Die Klägerin beantragt,
das Urteil des Sozialgerichts Hamburg vom 13. August 2015 und den Bescheid vom 30. Oktober 2012 in der Gestalt der Änderungsbescheide vom 13. März 2013 und 10. Juni 2013 sowie des Widerspruchsbescheides vom 6. Dezember 2013 dahingehend abzuändern, dass der Klägerin für die Zeit vom 1. März 1997 bis zum 8. März 1999 Übergangsgeld und bereits für die Zeit ab 21. April 1999 eine Rente wegen Erwerbsunfähigkeit gewährt wird.
Die Beklagte beantragt,
die Berufung zurückzuweisen.
Die Beklagte verweist auf das erstinstanzliche Urteil und argumentiert, dass nach der Rechtsprechung des BSG auch bei einem sozialrechtlichen Herstellungsanspruch § 44 Abs. 4 Sozialgesetzbuch – Zehntes Buch (SGB X) zur Anwendung gelange, mit der Folge, dass rückwirkend nur für vier Jahre Leistungen beansprucht werden könnten.
Wegen der weiteren Einzelheiten des Sachverhalts und des Vorbringens der Beteiligten wird auf die Prozessakte und die Verwaltungsakte der Beklagten verwiesen, die Gegenstand der mündlichen Verhandlung gewesen ist.
Entscheidungsgründe:
Die gemäß § 143 Sozialgerichtsgesetz (SGG) statthafte, insbesondere gemäß § 151 SGG form- und fristgerechte Berufung ist zulässig und begründet.
1. Der Streitgegenstand der Klage ist - neben der (früheren) Zahlung der Rente wegen Erwerbsunfähigkeit - auch auf die Gewährung von Übergangsgeld gerichtet. Hieran ändert der in der mündlichen Verhandlung vom 13. August 2015 vor dem Sozialgericht gestellte Antrag, der sich lediglich auf die Gewährung einer Rente ab März 1997 bezieht, nichts.

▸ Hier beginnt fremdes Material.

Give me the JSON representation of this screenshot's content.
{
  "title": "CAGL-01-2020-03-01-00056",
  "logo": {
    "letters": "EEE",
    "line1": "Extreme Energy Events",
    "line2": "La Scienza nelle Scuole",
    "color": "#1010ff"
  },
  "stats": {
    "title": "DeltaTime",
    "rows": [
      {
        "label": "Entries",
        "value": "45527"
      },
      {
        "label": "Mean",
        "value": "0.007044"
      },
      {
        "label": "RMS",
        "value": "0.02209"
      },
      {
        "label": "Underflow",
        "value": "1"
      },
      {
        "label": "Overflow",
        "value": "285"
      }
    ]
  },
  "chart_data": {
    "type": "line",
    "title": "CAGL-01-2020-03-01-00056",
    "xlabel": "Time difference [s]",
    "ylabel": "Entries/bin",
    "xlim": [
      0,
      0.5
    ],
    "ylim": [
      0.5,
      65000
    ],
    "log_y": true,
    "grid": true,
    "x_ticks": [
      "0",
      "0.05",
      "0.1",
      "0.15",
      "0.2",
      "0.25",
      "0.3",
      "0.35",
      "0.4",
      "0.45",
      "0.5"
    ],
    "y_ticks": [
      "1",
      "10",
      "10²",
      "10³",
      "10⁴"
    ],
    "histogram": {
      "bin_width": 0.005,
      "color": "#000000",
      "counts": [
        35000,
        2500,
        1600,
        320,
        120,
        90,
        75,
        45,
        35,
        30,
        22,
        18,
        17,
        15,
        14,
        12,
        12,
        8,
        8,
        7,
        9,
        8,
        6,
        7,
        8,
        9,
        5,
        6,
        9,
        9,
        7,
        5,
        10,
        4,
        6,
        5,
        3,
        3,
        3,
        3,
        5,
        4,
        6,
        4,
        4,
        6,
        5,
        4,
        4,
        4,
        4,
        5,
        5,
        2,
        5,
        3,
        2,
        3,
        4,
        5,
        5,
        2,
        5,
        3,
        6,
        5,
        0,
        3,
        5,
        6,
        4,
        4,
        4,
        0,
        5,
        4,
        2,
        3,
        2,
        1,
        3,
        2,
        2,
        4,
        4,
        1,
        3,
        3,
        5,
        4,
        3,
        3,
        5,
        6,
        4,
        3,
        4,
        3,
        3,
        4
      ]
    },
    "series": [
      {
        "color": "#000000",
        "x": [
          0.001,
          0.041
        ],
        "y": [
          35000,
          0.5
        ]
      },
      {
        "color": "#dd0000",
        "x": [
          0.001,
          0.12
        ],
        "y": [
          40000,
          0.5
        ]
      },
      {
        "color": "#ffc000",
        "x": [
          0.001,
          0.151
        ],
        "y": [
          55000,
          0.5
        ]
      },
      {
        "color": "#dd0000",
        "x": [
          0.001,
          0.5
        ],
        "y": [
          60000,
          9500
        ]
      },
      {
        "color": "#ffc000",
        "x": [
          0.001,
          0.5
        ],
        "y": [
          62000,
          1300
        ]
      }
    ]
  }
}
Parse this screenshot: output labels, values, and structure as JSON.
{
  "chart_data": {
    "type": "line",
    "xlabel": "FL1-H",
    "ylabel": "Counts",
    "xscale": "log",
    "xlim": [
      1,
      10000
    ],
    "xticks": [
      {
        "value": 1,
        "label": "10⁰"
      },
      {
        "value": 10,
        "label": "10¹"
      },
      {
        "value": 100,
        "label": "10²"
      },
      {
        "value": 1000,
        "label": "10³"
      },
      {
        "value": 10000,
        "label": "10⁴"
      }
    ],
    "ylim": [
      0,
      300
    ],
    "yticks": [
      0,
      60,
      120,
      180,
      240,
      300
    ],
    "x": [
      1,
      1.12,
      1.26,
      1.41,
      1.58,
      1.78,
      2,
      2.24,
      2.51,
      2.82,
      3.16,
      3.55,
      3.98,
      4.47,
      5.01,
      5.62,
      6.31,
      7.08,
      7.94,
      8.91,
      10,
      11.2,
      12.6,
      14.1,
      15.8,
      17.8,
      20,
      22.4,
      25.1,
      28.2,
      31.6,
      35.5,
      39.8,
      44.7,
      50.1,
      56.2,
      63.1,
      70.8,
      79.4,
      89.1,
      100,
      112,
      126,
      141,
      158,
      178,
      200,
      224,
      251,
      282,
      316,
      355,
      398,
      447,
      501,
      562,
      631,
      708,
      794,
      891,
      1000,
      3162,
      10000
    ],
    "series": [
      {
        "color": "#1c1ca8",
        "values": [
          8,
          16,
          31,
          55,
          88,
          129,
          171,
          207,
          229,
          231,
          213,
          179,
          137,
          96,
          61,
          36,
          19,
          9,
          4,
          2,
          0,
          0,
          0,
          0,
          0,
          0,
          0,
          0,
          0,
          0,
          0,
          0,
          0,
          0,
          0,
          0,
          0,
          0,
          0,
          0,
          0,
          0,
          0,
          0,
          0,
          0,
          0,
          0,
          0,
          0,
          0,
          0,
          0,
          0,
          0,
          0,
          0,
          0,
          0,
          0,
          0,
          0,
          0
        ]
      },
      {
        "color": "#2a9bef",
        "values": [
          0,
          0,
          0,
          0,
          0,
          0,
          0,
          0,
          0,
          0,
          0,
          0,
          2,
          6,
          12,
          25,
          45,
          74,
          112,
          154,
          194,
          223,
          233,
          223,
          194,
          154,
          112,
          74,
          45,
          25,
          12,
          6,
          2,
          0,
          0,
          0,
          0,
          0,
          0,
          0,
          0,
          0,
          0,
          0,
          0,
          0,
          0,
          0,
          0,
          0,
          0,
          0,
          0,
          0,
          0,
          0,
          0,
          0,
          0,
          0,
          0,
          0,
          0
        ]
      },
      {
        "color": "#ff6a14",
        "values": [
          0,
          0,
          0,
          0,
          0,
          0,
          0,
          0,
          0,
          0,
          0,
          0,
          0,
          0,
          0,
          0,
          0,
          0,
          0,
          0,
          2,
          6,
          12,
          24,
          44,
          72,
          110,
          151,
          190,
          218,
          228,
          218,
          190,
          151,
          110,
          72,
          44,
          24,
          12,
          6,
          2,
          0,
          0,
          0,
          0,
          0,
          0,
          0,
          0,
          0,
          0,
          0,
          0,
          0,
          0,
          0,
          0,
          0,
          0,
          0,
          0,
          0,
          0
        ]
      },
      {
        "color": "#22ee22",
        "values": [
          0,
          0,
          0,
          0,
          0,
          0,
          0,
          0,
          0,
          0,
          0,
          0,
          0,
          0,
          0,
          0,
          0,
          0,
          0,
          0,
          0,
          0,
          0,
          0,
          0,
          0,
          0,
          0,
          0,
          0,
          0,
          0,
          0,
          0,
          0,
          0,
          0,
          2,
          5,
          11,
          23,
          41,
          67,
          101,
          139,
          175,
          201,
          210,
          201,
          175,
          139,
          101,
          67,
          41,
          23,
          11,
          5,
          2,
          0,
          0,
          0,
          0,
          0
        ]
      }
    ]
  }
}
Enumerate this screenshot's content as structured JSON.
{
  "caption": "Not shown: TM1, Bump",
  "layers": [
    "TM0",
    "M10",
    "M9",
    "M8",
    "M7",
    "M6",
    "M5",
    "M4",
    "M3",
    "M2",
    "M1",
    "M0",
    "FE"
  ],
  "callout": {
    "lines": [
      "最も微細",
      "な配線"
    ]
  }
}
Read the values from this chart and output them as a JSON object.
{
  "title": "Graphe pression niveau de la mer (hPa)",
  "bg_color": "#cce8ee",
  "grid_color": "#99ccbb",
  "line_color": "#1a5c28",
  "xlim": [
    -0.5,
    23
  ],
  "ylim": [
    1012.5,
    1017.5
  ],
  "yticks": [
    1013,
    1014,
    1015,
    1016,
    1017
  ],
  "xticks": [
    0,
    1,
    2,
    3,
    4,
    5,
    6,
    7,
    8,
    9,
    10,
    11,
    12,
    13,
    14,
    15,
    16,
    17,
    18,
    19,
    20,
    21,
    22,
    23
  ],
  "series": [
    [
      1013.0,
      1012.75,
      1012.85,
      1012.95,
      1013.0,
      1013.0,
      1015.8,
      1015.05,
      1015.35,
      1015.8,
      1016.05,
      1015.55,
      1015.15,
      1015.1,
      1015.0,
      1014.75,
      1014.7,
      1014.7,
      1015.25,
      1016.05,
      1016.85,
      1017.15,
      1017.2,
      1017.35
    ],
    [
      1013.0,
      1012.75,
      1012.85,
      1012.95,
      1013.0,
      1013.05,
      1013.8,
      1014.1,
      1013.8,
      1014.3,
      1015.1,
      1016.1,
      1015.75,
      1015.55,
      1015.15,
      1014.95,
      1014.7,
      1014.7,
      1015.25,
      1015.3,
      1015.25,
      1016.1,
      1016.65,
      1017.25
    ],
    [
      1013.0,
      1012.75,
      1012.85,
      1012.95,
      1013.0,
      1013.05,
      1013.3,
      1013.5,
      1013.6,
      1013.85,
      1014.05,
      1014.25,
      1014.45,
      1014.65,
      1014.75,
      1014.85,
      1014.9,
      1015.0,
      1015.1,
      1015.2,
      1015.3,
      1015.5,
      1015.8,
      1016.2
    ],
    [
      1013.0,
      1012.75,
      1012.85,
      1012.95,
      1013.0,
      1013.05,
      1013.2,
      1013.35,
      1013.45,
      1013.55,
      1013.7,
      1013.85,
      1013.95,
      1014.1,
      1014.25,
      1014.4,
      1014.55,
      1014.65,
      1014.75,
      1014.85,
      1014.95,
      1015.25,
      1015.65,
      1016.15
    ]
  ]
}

Denn die Auslegung des Streitgegenstandes erfolgt nicht nur nach dem förmlichen Klageantrag, sondern auch nach dem gesamten Vorbringen der Klägerin (§ 123 SGG). Im Zweifelsfall ist davon auszugehen, dass die Klägerin alles zugesprochen haben möchte, was ihr aufgrund des Sachverhalts zusteht (BSG v. 11.11 1987 – 9a RV 22/85 in juris, Rn.11 und 12). Für eine Beschränkung des Klageantrages gibt es keine Anhaltspunkte. Weder aus dem Protokoll noch aus den Entscheidungsgründen des erstinstanzlichen Urteils ist in irgendeiner Form ersichtlich, dass – entgegen dem Vorbringen im Klageverfahren und insbesondere der Klageschrift – Übergangsgeld nicht mehr beansprucht werden sollte. Demzufolge ist nicht von einer Teilklagerücknahme auszugehen.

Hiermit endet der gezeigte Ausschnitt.